И этот вкрадчивый голос. Нет, он не требует, он этим голосом словно делает первый толчок внутрь моего сознания… и до меня пока не доходит смысл сказанного. Я бешено трусь о его член, инстинктивно, с жалобными стонами в жажде получить разрядку, пытаясь усилить давление на пульсирующую плоть.
— Отдай ее мне.
И я, не выныривая из дурмана, все же понимаю, что ублюдок играет мои телом, манипулирует им, дёргает за ниточки, как игрушку, но мозг выдает сильнейший протест, при этом совершенно не притупляя похоть и не сбавляя силу возбуждения. Вошел в меня пальцами и в ту же секунду вонзился клыками в плечо, яд вампира потек по венам, вспенивая кровь и срывая меня за точку невозврата.
И я ощутила, как мощная судорога пошла от сильно сократившихся мышц лона к клитору, и все вспыхнуло даже от простого касания к перчатке напряженной изнемогающей вершинкой. Легчайшее прикосновение, разодравшее все тело наслаждением. Меня выгнуло и затрясло в чудовищно сильном оргазме с громким: «нет флешкиии…» прямо ему в губы, почти притрагиваясь к ним своими и выдыхая в них яростный крик наслаждения, который не смогла сдержать.
Дряяянь…не позволить ей насладиться в полной мере своей победой…победой, которую упустил по своей же вине, заглядевшись эмоциями, со скоростью ветра сменявшимися на её разрумяненном страстью лице. Упустил, едва не отравившись вкусом её кожи с капельками пота, пропитавшейся диким возбуждением. Заставить себя вынуть из неё клыки одновременно с пальцами, чертыхнувшись мысленно…потому что хотелось наоборот. Мне впервые захотелось войти в женщину всеми возможными способами. И эта мысль тоже не была моей. Я уверен в этом. Чужая. Её. Но меня впервые, мать её, трясет крупной дрожью от желания сожрать, а не просто трахнуть и забыть. Отстранил её от себя. Отдёрнул на расстояние вытянутой руки. Резко. Так, что едва не упала в воду лицом вниз, громко вскрикнув и запуская ногти в мое запястье. Удерживая одной рукой поперек живота, смотреть, как всё ещё подрагивает стройное тело, и озлобленно наматывать длинные пряди волос на кулак. Озлобленно, потому что эта шлюха снова получила оргазм…вырвала его у меня, нарушив мои планы…и в то же время ошарашенно понимать, что меня это заводит. Что меня это цепляет — осознание того, что Ами только что кончила для меня. И со мной. Потому что до неё удовольствие женщины не имело значения. Никогда и никакого. А зачем? Ведь всегда были только профессионалки, в обязанности которых входило моё и только моё наслаждение. Но это оказалось непередаваемо сладко — смотреть, как заходится в оргазме моя фарфоровая кукла, ощущать его каждой мышцей словно свой собственный. И тут же самое настоящее раздражение на себя. А чем она отличалась от тех шлюх? Такая же агара. Так же обученная доставлять удовольствие клиенту тысячами способов? И это бесит. Бесит понимание того, что к ней…к такой же, как сотни до неё, совершенно другие эмоции. Совершенно неправильные…омерзительно-грязные желания.

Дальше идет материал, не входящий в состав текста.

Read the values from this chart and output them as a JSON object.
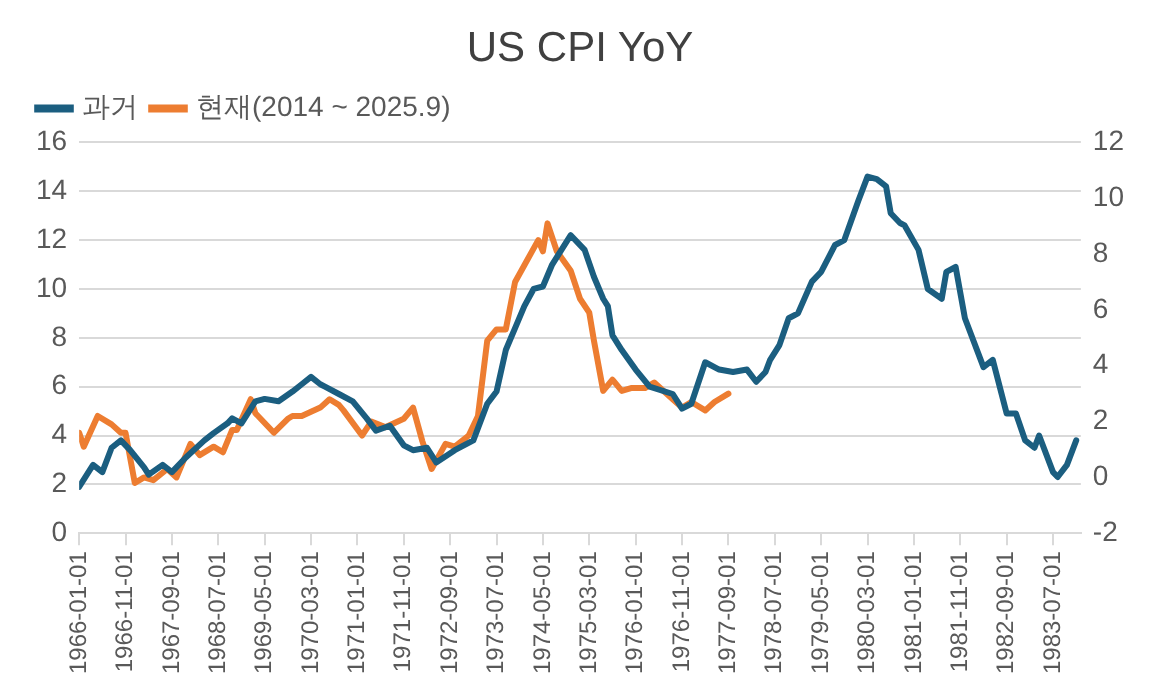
{
  "chart_data": {
    "type": "line",
    "title": "US CPI YoY",
    "legend": "top left",
    "grid": "y",
    "marker": "none",
    "line_style": "solid",
    "xlim": [
      "1966-01",
      "1984-01"
    ],
    "xticks": [
      "1966-01-01",
      "1966-11-01",
      "1967-09-01",
      "1968-07-01",
      "1969-05-01",
      "1970-03-01",
      "1971-01-01",
      "1971-11-01",
      "1972-09-01",
      "1973-07-01",
      "1974-05-01",
      "1975-03-01",
      "1976-01-01",
      "1976-11-01",
      "1977-09-01",
      "1978-07-01",
      "1979-05-01",
      "1980-03-01",
      "1981-01-01",
      "1981-11-01",
      "1982-09-01",
      "1983-07-01"
    ],
    "ylim": [
      0,
      16
    ],
    "yticks": [
      0,
      2,
      4,
      6,
      8,
      10,
      12,
      14,
      16
    ],
    "y2lim": [
      -2,
      12
    ],
    "y2ticks": [
      -2,
      0,
      2,
      4,
      6,
      8,
      10,
      12
    ],
    "series": [
      {
        "name": "과거",
        "color": "#1b5e80",
        "x": [
          "1966-01",
          "1966-04",
          "1966-06",
          "1966-08",
          "1966-10",
          "1966-12",
          "1967-03",
          "1967-04",
          "1967-07",
          "1967-09",
          "1967-12",
          "1968-04",
          "1968-06",
          "1968-09",
          "1968-10",
          "1968-12",
          "1969-03",
          "1969-05",
          "1969-08",
          "1969-11",
          "1970-01",
          "1970-03",
          "1970-05",
          "1970-06",
          "1970-09",
          "1970-12",
          "1971-03",
          "1971-05",
          "1971-08",
          "1971-11",
          "1972-01",
          "1972-04",
          "1972-06",
          "1972-10",
          "1973-02",
          "1973-05",
          "1973-07",
          "1973-09",
          "1973-11",
          "1974-01",
          "1974-03",
          "1974-05",
          "1974-07",
          "1974-09",
          "1974-11",
          "1975-02",
          "1975-04",
          "1975-06",
          "1975-07",
          "1975-08",
          "1975-10",
          "1976-01",
          "1976-04",
          "1976-09",
          "1976-11",
          "1977-01",
          "1977-04",
          "1977-07",
          "1977-10",
          "1978-01",
          "1978-03",
          "1978-05",
          "1978-06",
          "1978-08",
          "1978-10",
          "1978-12",
          "1979-03",
          "1979-05",
          "1979-08",
          "1979-10",
          "1980-01",
          "1980-03",
          "1980-05",
          "1980-07",
          "1980-08",
          "1980-10",
          "1980-11",
          "1981-02",
          "1981-04",
          "1981-07",
          "1981-08",
          "1981-10",
          "1981-12",
          "1982-04",
          "1982-06",
          "1982-09",
          "1982-11",
          "1983-01",
          "1983-03",
          "1983-04",
          "1983-07",
          "1983-08",
          "1983-10",
          "1983-12"
        ],
        "values": [
          1.9,
          2.8,
          2.5,
          3.5,
          3.8,
          3.4,
          2.7,
          2.4,
          2.8,
          2.5,
          3.1,
          3.8,
          4.1,
          4.5,
          4.7,
          4.5,
          5.4,
          5.5,
          5.4,
          5.8,
          6.1,
          6.4,
          6.1,
          6.0,
          5.7,
          5.4,
          4.7,
          4.2,
          4.4,
          3.6,
          3.4,
          3.5,
          2.9,
          3.4,
          3.8,
          5.3,
          5.8,
          7.5,
          8.4,
          9.3,
          10.0,
          10.1,
          11.0,
          11.6,
          12.2,
          11.6,
          10.5,
          9.6,
          9.3,
          8.1,
          7.5,
          6.7,
          6.0,
          5.7,
          5.1,
          5.3,
          7.0,
          6.7,
          6.6,
          6.7,
          6.2,
          6.6,
          7.1,
          7.7,
          8.8,
          9.0,
          10.3,
          10.7,
          11.8,
          12.0,
          13.6,
          14.6,
          14.5,
          14.2,
          13.1,
          12.7,
          12.6,
          11.6,
          10.0,
          9.6,
          10.7,
          10.9,
          8.8,
          6.8,
          7.1,
          4.9,
          4.9,
          3.8,
          3.5,
          4.0,
          2.5,
          2.3,
          2.8,
          3.8
        ]
      },
      {
        "name": "현재(2014 ~ 2025.9)",
        "color": "#ed7d31",
        "axis": "y2",
        "x": [
          "1966-01",
          "1966-02",
          "1966-05",
          "1966-08",
          "1966-10",
          "1966-11",
          "1967-01",
          "1967-03",
          "1967-05",
          "1967-08",
          "1967-10",
          "1968-01",
          "1968-03",
          "1968-06",
          "1968-08",
          "1968-10",
          "1968-11",
          "1969-02",
          "1969-03",
          "1969-07",
          "1969-10",
          "1969-11",
          "1970-01",
          "1970-05",
          "1970-07",
          "1970-09",
          "1970-10",
          "1971-02",
          "1971-04",
          "1971-07",
          "1971-11",
          "1972-01",
          "1972-03",
          "1972-05",
          "1972-08",
          "1972-10",
          "1973-01",
          "1973-03",
          "1973-05",
          "1973-07",
          "1973-09",
          "1973-11",
          "1974-01",
          "1974-04",
          "1974-05",
          "1974-06",
          "1974-08",
          "1974-11",
          "1975-01",
          "1975-03",
          "1975-04",
          "1975-06",
          "1975-08",
          "1975-10",
          "1975-12",
          "1976-03",
          "1976-05",
          "1976-09",
          "1976-11",
          "1977-01",
          "1977-04",
          "1977-06",
          "1977-09"
        ],
        "values": [
          1.6,
          1.1,
          2.2,
          1.9,
          1.6,
          1.6,
          -0.2,
          0.0,
          -0.1,
          0.3,
          0.0,
          1.2,
          0.8,
          1.1,
          0.9,
          1.7,
          1.7,
          2.8,
          2.3,
          1.6,
          2.1,
          2.2,
          2.2,
          2.5,
          2.8,
          2.6,
          2.4,
          1.5,
          2.0,
          1.8,
          2.1,
          2.5,
          1.3,
          0.3,
          1.2,
          1.1,
          1.5,
          2.2,
          4.9,
          5.3,
          5.3,
          7.0,
          7.6,
          8.5,
          8.1,
          9.1,
          8.1,
          7.4,
          6.4,
          5.9,
          4.9,
          3.1,
          3.5,
          3.1,
          3.2,
          3.2,
          3.4,
          2.8,
          2.5,
          2.7,
          2.4,
          2.7,
          3.0
        ]
      }
    ]
  }
}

Дёрнул на себя её голову за волосы и прошипел:
— Ты знаешь, что за твари обитают в этом пруду, агара? Знаешь?
Секунда молчания, в которую наливаются напряжением её спина и плечи, и девчонка ожесточённее царапает мою руку.
— Посмотри на них…они не оставят даже кусочка твоего идеального тела…ни лоскутка этой нежной, словно тончайшая ткань, кожи.
И резко склониться с ней к воде под её тихий вскрик…но если вглядеться в её глаза, там, в отражении воды, то в них нечто большее, чем испуг, чем ужас перед зашевелившимся на дне песком и появившимися длинными скользкими телами минавр. Там готовность сражаться. Нет. Там цель сражаться.
— Я не просто кину тебя в эту проклятую воду. Я буду держать твою очаровательную головку под ней так долго, пока минавры не оставят от твоего лица жалкие микроскопические молекулы мяса. Если оставят, конечно. Они жадные ублюдки. А после я всё равно отыщу эту грёбаную шкатулку с изумрудными камнями. Я могу увидеть твои воспоминания вплоть до тех времён, с которых ты помнишь себя сама…так что не серди меня, Ами.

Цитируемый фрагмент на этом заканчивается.